WCC (Western Cartridge Company)
RP (Remington)
IMG (Guatemala)
S & B (Sellier & Bellot)
FC (Federal Cartridge)
MAL (Malaysia)
PMC (Eldorado Cartridge Corporation, previously Patton and Morgan Corp., and Pan Metal Corp. or possibly Korean)
LC (Lake City)


----------



## txpete (Nov 29, 2006)

hey charlie

PMC = poorly made crap:smt082:smt082:smt082 korean.
pete


----------



## Charlie (May 13, 2006)

Thanks! I'm so glad to hear that. :smt097 It's not going to matter as I'm going to shoot everything I've got! My Colt eats everything I've put in it (so far). I'm gonna' load everything I've got for every caliber and get it stored for when they come over the hill. :anim_lol: I've got a bunch down in the loading shack now drying from One Shot spray lube. Adios


----------



## DSVETeran1990 (Mar 9, 2008)

from what i have read, the only difference is the 'lead' is longer on the 5.56, but i think that is in how far you seat the bullet isnt it? plus the shorter lead of .223 increases chamber pressure if you use 5.56 ammo in .223. .223 in 5.56 chamber is ok. this is out of guns and ammo mag "may'08". the one with the Barret and the AR15 on the cover. hope this helps.


----------



## Charlie (May 13, 2006)

DSVETeran1990 said:


> from what i have read, the only difference is the 'lead' is longer on the 5.56, but i think that is in how far you seat the bullet isnt it? plus the shorter lead of .223 increases chamber pressure if you use 5.56 ammo in .223. .223 in 5.56 chamber is ok. this is out of guns and ammo mag "may'08". the one with the Barret and the AR15 on the cover. hope this helps.

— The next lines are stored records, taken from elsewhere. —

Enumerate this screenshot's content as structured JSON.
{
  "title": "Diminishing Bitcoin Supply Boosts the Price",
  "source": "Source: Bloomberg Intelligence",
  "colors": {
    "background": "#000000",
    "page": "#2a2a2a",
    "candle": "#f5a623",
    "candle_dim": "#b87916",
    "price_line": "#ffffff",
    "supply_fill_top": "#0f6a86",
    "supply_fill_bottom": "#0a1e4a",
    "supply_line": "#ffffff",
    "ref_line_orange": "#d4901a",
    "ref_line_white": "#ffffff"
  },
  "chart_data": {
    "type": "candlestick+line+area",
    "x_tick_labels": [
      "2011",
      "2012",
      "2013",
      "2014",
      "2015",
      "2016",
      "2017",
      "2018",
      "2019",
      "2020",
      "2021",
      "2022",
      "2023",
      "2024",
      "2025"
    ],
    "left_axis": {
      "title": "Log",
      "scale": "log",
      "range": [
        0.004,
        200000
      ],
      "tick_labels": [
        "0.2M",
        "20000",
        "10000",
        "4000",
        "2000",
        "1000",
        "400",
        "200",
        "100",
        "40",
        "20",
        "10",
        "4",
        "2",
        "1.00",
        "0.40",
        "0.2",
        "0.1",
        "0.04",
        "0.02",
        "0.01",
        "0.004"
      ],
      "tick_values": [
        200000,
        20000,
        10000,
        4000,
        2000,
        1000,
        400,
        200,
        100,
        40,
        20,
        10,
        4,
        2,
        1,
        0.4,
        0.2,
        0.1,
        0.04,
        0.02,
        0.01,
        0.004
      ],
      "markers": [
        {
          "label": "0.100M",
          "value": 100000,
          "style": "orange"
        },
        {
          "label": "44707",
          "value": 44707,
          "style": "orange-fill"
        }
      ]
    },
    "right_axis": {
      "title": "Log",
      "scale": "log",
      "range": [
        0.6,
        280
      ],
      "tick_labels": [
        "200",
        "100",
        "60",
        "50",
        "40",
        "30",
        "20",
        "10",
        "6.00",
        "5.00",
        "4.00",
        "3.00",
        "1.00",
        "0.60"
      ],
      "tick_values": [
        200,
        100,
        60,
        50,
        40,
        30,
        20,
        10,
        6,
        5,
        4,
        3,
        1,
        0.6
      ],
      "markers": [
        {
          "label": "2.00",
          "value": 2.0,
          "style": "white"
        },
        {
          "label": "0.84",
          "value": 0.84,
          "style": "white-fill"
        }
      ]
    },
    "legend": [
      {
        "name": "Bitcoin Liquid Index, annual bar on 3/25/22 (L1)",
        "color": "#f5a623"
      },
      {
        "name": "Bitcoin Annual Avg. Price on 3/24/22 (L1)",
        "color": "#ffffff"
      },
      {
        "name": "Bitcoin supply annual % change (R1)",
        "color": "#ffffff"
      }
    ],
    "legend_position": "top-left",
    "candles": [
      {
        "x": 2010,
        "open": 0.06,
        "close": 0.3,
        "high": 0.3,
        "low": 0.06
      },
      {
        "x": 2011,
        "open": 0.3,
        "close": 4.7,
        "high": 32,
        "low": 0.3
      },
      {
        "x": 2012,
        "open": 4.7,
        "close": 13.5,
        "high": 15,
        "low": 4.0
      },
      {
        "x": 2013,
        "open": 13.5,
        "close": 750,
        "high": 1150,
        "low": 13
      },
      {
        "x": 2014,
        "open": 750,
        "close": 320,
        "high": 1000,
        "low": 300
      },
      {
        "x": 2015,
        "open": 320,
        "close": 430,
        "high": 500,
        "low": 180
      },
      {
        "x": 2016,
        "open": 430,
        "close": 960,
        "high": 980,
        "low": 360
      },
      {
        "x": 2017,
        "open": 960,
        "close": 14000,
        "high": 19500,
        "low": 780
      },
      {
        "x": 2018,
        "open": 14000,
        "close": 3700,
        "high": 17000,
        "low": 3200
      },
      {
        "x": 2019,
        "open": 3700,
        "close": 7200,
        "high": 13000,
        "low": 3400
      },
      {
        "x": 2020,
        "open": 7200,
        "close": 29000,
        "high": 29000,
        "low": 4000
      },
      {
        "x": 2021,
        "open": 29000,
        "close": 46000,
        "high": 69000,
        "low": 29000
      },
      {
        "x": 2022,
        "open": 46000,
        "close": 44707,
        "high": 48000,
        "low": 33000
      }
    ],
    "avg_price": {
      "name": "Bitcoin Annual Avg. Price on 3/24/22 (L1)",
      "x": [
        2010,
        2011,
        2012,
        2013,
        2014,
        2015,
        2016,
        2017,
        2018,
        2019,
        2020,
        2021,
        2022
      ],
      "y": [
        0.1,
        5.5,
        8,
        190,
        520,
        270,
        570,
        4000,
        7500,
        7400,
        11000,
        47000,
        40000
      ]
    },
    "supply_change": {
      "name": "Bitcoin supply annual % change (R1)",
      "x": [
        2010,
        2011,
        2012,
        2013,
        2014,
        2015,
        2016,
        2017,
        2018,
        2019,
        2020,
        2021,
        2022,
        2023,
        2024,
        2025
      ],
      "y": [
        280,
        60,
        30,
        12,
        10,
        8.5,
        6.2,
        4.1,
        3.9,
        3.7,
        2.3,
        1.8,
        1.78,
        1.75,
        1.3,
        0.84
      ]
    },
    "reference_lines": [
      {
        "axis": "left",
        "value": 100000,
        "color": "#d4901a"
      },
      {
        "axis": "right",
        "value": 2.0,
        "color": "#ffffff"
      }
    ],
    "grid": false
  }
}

Thanks DSVET. I think I may have not quite said it right to begin with. I was trying to ID the headstamp and on some of them I could only make out the 5.56 or .223. I also read somewhere the leade on a 5.56 was intentionally make longer so it would accept a larger variety of military rounds. I got them all ID'd and cleaned and am about to drop some powder in them. I trimmed them to 1.750 as per the Speer book (or was it Lee?) and was setting up my seating die to crimp on the cannelure (55 grn. BMJBT) and found out if I crimped it there it was waaaay short of the end of the chamber. I may hang on to those and buy some longer bullets (69 or 75 grn.) and load them in those cases. That would be about max in my 1 in 9 twist. The gun really likes 69 grn. soft points so maybe I can squeeze in a 75 grn. and it will still be stable. Guess I'll wait and see.


----------



## DSVETeran1990 (Mar 9, 2008)

good luck


----------